Goodnight Detroit
It just wouldn't do to leave Detroit without some passing comment (especially the week before it is in the news as the host the NFL's Superbowl).
Now it has to be said that if you are a family of 4, there are a lot worse places to live than the Detroit Area. Bloomfield Hills is one of the richest zip codes in the US, but even outside of that area there are good state schools, a diverse multi cultural population and good universities.
All of these are ingredients to economic and cultural success if we are to believe Richard Florida. And there is a vein of culture, with a healthy music scene if you seek it out and some decent local art (plenty of galleries, but lots of crap).
Unfortunately a lot of what people sense of Detroit is true, and this ultimately will (imho)lead to its continued downfall.

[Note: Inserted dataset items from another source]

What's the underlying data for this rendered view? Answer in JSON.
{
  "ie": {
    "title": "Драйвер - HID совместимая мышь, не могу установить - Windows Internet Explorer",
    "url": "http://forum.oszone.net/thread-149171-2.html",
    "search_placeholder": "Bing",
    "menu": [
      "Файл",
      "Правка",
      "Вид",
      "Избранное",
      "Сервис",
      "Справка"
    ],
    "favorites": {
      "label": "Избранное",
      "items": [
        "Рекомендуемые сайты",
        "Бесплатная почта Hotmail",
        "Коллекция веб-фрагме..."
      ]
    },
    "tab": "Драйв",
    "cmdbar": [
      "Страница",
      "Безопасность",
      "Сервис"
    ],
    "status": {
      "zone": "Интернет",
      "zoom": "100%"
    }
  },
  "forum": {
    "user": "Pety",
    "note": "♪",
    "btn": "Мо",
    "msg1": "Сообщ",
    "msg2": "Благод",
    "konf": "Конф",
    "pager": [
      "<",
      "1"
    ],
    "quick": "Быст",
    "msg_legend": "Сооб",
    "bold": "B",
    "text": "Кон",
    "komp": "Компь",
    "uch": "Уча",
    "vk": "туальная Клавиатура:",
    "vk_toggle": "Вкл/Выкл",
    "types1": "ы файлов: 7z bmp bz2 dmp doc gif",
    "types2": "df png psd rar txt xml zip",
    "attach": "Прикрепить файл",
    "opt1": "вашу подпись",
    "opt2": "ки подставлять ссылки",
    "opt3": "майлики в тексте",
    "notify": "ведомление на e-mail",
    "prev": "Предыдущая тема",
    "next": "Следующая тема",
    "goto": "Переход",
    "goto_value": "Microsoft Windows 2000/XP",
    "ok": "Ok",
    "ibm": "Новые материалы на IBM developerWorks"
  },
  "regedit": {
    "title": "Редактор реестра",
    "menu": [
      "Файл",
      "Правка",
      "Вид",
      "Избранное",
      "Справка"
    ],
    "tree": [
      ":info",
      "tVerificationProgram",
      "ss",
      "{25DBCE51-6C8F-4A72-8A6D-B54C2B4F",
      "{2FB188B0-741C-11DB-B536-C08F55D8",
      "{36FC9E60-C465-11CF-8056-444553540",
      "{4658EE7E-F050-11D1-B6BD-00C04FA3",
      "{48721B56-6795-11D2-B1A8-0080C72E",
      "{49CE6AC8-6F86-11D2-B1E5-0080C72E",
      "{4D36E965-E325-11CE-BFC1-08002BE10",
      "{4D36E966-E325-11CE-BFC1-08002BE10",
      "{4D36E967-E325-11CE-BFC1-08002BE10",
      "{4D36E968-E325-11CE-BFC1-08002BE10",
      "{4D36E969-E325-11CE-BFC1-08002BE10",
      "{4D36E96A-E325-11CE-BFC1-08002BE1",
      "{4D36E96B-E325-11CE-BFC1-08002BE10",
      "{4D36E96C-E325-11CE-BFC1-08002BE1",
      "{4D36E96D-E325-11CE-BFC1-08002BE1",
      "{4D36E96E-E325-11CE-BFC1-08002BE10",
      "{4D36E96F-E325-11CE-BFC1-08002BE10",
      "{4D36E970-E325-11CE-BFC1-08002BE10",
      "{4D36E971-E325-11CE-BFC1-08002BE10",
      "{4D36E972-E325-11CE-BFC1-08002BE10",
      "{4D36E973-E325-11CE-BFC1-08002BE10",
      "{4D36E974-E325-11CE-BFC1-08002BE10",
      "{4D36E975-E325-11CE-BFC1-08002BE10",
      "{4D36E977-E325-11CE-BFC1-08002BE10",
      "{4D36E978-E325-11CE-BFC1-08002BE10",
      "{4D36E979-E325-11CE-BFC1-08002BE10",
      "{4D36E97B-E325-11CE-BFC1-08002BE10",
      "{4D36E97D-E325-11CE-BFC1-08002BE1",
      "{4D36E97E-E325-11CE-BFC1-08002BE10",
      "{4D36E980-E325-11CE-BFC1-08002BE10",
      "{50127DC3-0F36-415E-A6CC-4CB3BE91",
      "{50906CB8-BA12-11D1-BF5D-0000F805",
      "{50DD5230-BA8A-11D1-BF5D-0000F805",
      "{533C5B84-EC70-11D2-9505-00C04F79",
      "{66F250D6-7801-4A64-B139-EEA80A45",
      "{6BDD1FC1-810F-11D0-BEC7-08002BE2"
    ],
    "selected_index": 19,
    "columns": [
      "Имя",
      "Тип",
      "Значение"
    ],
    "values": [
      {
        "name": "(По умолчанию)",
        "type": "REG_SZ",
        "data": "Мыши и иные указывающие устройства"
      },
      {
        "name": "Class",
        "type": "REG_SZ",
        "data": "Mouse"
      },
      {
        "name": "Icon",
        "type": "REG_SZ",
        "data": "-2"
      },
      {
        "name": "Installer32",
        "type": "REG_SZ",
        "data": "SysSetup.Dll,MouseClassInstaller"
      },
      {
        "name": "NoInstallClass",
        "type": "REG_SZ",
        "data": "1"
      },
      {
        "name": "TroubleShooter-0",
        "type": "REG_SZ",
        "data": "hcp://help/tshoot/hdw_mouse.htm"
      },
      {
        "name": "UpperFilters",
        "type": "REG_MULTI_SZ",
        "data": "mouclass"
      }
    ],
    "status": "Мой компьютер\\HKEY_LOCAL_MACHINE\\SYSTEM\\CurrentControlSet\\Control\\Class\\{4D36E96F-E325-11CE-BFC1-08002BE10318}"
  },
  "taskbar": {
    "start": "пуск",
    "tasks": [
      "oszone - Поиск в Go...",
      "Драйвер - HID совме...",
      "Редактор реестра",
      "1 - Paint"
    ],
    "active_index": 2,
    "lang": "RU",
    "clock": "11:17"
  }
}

Lets start with the fact that Detroit itself is so drastically than the Oakland county suburbs I describe above. When Eminem "outed" Papa Doc in 8 mile he was alluding to the massive divide between the Rennaisance Center (home to GM) and the nurned out building and slums that are 5 blocks away.
This degree of inequality is not an equilibrium and will either start to get better (as people try and invest in the city) or just get worse and descend into violence - as has happened in the past. The total lack of diversity in the economy there makes me sense that this will get worse before it gets better. People seem to have little confidence in the future and there is the seem feel about the place that the Titanic must have had when the band kept playing.
Interestingly, I also did not get a sense that there was a lot of entrepreneurial activity. No one I met was talking about this little company or that. The culture of big companies and their pace has likely conditioned the way people behave, and even the droves of Michigan returnees (people who have lived on one of the coasts or Chicago and come back for the pace of life and the cheap real estate) cannot change this.
All of this is conjecture and opinion of course, but the current unemplyment rate is 7% vs 4.9% nationally. That gap has not changed for a while. Something tells me it won't.
Will the last person leaving please turn the lights out.